Keller worked at AMD on the first, second, and third generation Zen cores. He recently told a conference that he noted at the time that the cache design for Arm and x86 CPUs is largely the same, as are many other parts. The difference in the processor architectures is mainly in the decoder unit.

Because of the similarities, Keller’s team began work on its own Arm core codenamed K12. AMD had bought a license for this from Arm. “They stupidly canceled that project,” Keller said in his Future of Compute presentation. According to Keller, “certain executives” at AMD scrapped the project after his departure, because they were “afraid of change.”

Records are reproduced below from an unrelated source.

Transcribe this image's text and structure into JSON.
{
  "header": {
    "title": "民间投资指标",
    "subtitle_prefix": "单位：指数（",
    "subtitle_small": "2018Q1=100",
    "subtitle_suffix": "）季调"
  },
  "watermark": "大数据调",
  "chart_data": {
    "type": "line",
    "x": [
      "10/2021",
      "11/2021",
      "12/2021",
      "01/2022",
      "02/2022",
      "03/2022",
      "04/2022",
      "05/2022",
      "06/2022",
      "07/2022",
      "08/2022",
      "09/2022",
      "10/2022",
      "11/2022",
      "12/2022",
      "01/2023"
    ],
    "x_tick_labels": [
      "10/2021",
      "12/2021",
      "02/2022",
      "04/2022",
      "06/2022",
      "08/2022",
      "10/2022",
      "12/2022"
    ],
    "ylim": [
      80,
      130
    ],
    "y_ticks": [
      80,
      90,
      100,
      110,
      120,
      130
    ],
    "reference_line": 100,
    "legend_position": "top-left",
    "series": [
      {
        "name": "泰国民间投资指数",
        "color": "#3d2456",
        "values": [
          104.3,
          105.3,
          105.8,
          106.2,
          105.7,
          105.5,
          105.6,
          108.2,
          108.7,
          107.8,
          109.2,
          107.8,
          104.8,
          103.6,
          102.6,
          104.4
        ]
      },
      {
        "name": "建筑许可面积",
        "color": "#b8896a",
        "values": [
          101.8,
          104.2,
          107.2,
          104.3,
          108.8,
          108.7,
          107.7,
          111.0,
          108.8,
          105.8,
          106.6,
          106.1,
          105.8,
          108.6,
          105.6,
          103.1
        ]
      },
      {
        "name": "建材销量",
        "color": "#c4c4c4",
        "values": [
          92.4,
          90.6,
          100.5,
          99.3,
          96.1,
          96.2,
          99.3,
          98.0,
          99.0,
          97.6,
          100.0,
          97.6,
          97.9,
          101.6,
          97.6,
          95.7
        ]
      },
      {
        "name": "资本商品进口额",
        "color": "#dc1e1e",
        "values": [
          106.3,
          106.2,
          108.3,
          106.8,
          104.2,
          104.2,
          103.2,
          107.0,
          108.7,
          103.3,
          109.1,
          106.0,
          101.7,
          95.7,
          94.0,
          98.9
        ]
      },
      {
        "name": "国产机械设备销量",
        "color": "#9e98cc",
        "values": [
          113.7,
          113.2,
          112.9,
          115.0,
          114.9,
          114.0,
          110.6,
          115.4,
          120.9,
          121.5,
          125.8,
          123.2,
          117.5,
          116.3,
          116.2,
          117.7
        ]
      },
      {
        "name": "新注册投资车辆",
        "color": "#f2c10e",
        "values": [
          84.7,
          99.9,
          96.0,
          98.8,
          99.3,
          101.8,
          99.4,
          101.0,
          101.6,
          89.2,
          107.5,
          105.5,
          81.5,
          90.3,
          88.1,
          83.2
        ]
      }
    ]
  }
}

AMD planned to use Arm cores for server processors, also in combination with x86 processors. In 2014, the processor maker presented plans for server processors based on existing Arm cores. The own Arm cores were also put on the roadmap for 2016. That was later postponed to 2017, but it never came to that. A year after the presentation, AMD canceled the Arm plans.

Instead of Arm cores, AMD now uses x86 cores based on the Zen architecture in its EPYC server processors. The manufacturer is currently having great success with this. EPYC processors are currently found in the fastest supercomputer in the world. Five out of ten fastest systems in the top 500 supercomputers list are equipped with EPYC processors.

AMD’s K12 Project

Keller worked at AMD, Intel, Apple, Tesla and more

Jim Keller has a long track record and is considered one of the foremost designers of processor microarchitectures. He worked at DEC on Alpha processors in the 1980s and moved to AMD in 1998 to work on the Athlon processors. A year later, he moved to SiByte to work on MIPS processors. That company was acquired by Broadcom. Beginning in 2004, Keller held a top position at PA Semi, the company that Apple hired in 2008 to make its own socs for iPhones.

Keller worked at Apple until 2012 and then returned to AMD, where he worked on the Zen architecture and the K12 project for Arm processors. In 2016, he joined Tesla to work on AI chips for the Autopilot hardware. In 2018 he made the switch to Intel, where he left again in 2020. Keller is currently the CTO of Tenstorrent, a start-up working on AI chips.